意味怖話と超短編

絵画

これは、とある美術館を訪れたカップルの話。


「たっくん見てみて~」

「ん?」

カップルが見ているのは、最近大人気の絵画『海の中の彼女』。

淡い海の中に一人の女性が描かれた絵画だ。

周りには、幻想的な海の中を泳ぐ魚達。

まるで海の中に居るような感覚を覚える。

「素敵だね」

「あぁ、絵画も素敵だけど君の方がもっと素敵だ」

「たっくんたら~」


イチャイチャしながらずっとその絵画を見ているカップル。

「たっくん。
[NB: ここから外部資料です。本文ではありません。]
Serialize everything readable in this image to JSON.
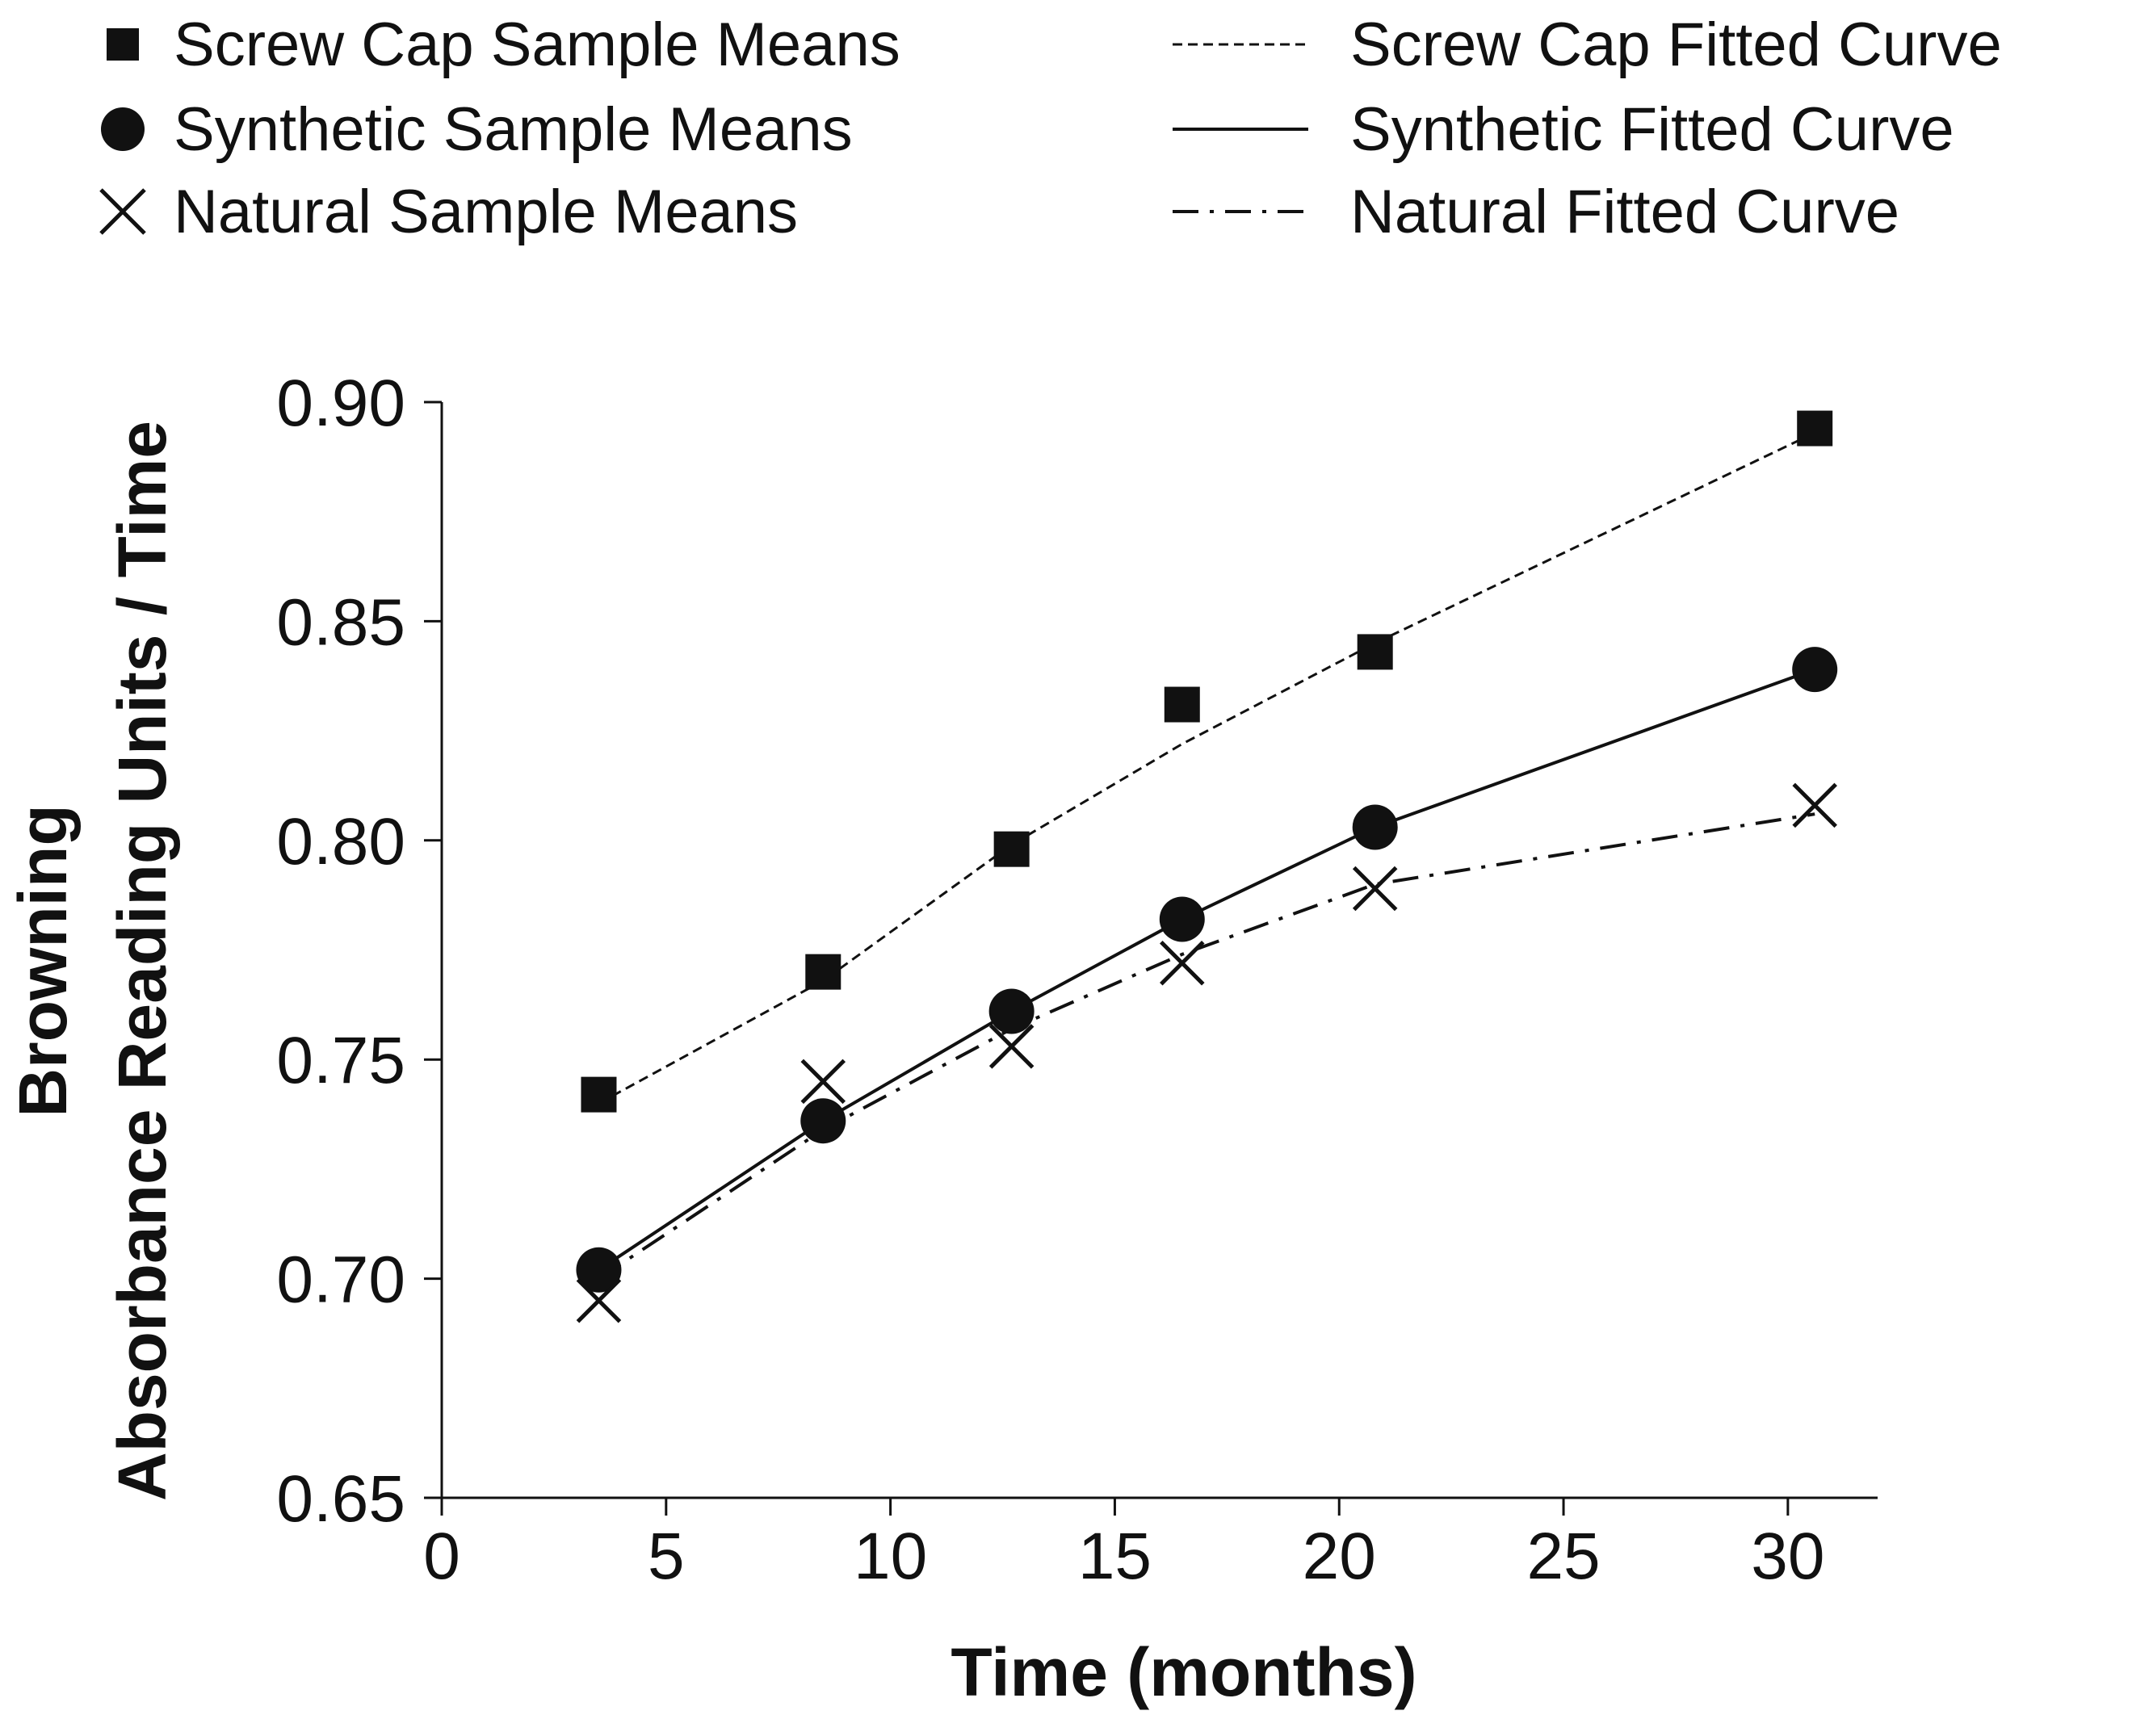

ごめんだけどちょっとトイレ行っていい?」

「いいよ」

彼女はそう言い、トイレに駆け込んだ。

その間、ぼっーと絵画を見続ける彼氏。きっとこの絵画に見惚れたのだろう。


「たっくんごめん。遅くなった」

十分後、彼女がトイレから帰ってきた。

しかし、彼氏の返事は来ない。

「たっくん?」

首を傾げる彼女。

「たっくん! たっくん!」

彼女が何度も彼氏の名を呼んでも一向に返事が来ない。

「おかしいな?」

彼女は、美術館中を隈無く探したが、見つからない。

「先に帰ったのかな?」

彼女は、彼氏に電話をする。

プルルルルル。

着信音はすぐ聞こえなかったが、『海の中の彼女』の絵画の前を通った時、着信音が聞こえた。

しかも

不安がる彼女は、絵画を凝視する。

すると……


「あっ! たっくん!」

なんと絵画の中に彼氏が居たのだ。

「たっくん! たっくん!」

絵画を叩く彼女。

「お客様! どうしたのですか?」

美術館の店員が彼女に近付き、彼女の行動を止め始めた。

「やめて!! たっくんが絵画の中に居るの!!」

それでも彼女は止めない。

「お客様! 落ち着いて下さい!」

店員が宥めようとしたが、彼女は叩き続ける。

「申し訳ございませんが、この美術館は突然人が失踪するのです」

店員が言ったら、彼女は動きを止めた。

「それって……」

「この美術館に飾られている絵画には、人を魅了する力があります。一度見惚れると、いつの間にか絵画の中に入り込む事があるのです」

衝撃の事実に驚きを隠せない彼女。

「今まで何人の犠牲者が?」

「今日で約百人となります」

「ひゃ……百人!?」

館内をよく見ると、絵画の中に泣いている人や助けを求めている人など様々な人が入っていた。

本当にこの美術館の絵画は人を閉じ込めるんだな。

「百人目のお客様が絵画の中に入った所でこの美術館を閉館したいと思います」

「そんな……たっくんは帰ってきますよね!?」

「申し訳ございません。一度絵画の中に入り込んだら二度と戻れません。館員そして館長のお考えでこれ以上犠牲者を増やしたくありませんのでこれにて閉館したいと思います」


そう言って店員は、放心状態の彼女含め館内に居る客全員を外に出した。

とても奇妙な美術館は今日で閉館となった。